The “layer_dropout” Function in R
Package: keras
Purpose: Add a dropout layer to prevent overfitting.
General class: Layer
Required argument(s):
rate: Proportion of the input units to drop.
Notable optional arguments:
noise_shape: 1D integer tensor representing the shape of the binary dropout mask that will be multiplied with the input.

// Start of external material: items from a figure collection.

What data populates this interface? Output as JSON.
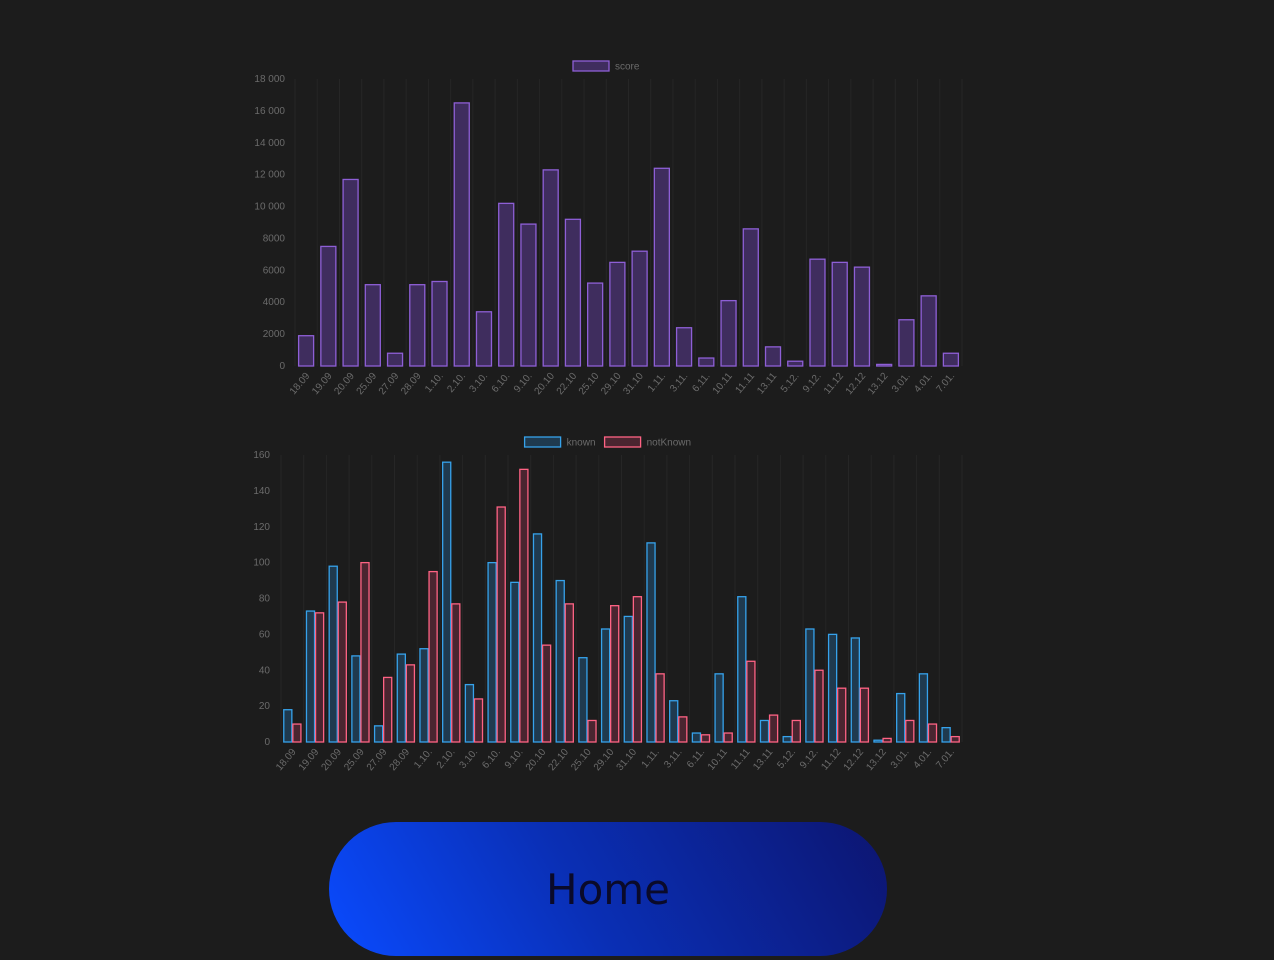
{
  "colors": {
    "background": "#1c1c1c",
    "score_fill": "#3f2d5e",
    "score_stroke": "#8e5fd6",
    "known_fill": "#1f3a4f",
    "known_stroke": "#36a2eb",
    "notknown_fill": "#4a2530",
    "notknown_stroke": "#ff6384",
    "tick_text": "#6b6b6b",
    "grid": "#262626"
  },
  "chart_data": [
    {
      "type": "bar",
      "categories": [
        "18.09",
        "19.09",
        "20.09",
        "25.09",
        "27.09",
        "28.09",
        "1.10.",
        "2.10.",
        "3.10.",
        "6.10.",
        "9.10.",
        "20.10",
        "22.10",
        "25.10",
        "29.10",
        "31.10",
        "1.11.",
        "3.11.",
        "6.11.",
        "10.11",
        "11.11",
        "13.11",
        "5.12.",
        "9.12.",
        "11.12",
        "12.12",
        "13.12",
        "3.01.",
        "4.01.",
        "7.01."
      ],
      "series": [
        {
          "name": "score",
          "values": [
            1900,
            7500,
            11700,
            5100,
            800,
            5100,
            5300,
            16500,
            3400,
            10200,
            8900,
            12300,
            9200,
            5200,
            6500,
            7200,
            12400,
            2400,
            500,
            4100,
            8600,
            1200,
            300,
            6700,
            6500,
            6200,
            100,
            2900,
            4400,
            800
          ]
        }
      ],
      "ylim": [
        0,
        18000
      ],
      "yticks": [
        "0",
        "2000",
        "4000",
        "6000",
        "8000",
        "10 000",
        "12 000",
        "14 000",
        "16 000",
        "18 000"
      ],
      "legend": "top-center",
      "title": "",
      "xlabel": "",
      "ylabel": ""
    },
    {
      "type": "bar",
      "categories": [
        "18.09",
        "19.09",
        "20.09",
        "25.09",
        "27.09",
        "28.09",
        "1.10.",
        "2.10.",
        "3.10.",
        "6.10.",
        "9.10.",
        "20.10",
        "22.10",
        "25.10",
        "29.10",
        "31.10",
        "1.11.",
        "3.11.",
        "6.11.",
        "10.11",
        "11.11",
        "13.11",
        "5.12.",
        "9.12.",
        "11.12",
        "12.12",
        "13.12",
        "3.01.",
        "4.01.",
        "7.01."
      ],
      "series": [
        {
          "name": "known",
          "values": [
            18,
            73,
            98,
            48,
            9,
            49,
            52,
            156,
            32,
            100,
            89,
            116,
            90,
            47,
            63,
            70,
            111,
            23,
            5,
            38,
            81,
            12,
            3,
            63,
            60,
            58,
            1,
            27,
            38,
            8
          ]
        },
        {
          "name": "notKnown",
          "values": [
            10,
            72,
            78,
            100,
            36,
            43,
            95,
            77,
            24,
            131,
            152,
            54,
            77,
            12,
            76,
            81,
            38,
            14,
            4,
            5,
            45,
            15,
            12,
            40,
            30,
            30,
            2,
            12,
            10,
            3
          ]
        }
      ],
      "ylim": [
        0,
        160
      ],
      "yticks": [
        "0",
        "20",
        "40",
        "60",
        "80",
        "100",
        "120",
        "140",
        "160"
      ],
      "legend": "top-center",
      "title": "",
      "xlabel": "",
      "ylabel": ""
    }
  ],
  "home_button": {
    "label": "Home"
  }
}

seed: Integer, used to create random seeds.
Example:
# Load the required library
library(keras)
# Define a simple neural network model with a dropout layer
model <- keras_model_sequential() %>%
layer_dense(units = 64, activation = 'relu', input_shape = c(784)) %>%
layer_dropout(rate = 0.5) %>%
layer_dense(units = 10, activation = 'softmax')
# Compile the model
model %>% compile(
loss = 'categorical_crossentropy',
optimizer = optimizer_rmsprop(),
metrics = c('accuracy')
)
# Summary of the model
summary(model)In this example, the layer_dropout function from the keras package is used to add a dropout layer to a neural network model. The model starts with a dense layer of 64 units with a ReLU activation function. The dropout layer follows, with a dropout rate of 0.5, meaning that 50% of the input units will be randomly dropped during training. This helps to prevent overfitting by introducing noise during training. Finally, the model has a dense layer with 10 units and a softmax activation function for classification into 10 classes. The model is compiled with categorical cross-entropy loss, RMSprop optimizer, and accuracy metric.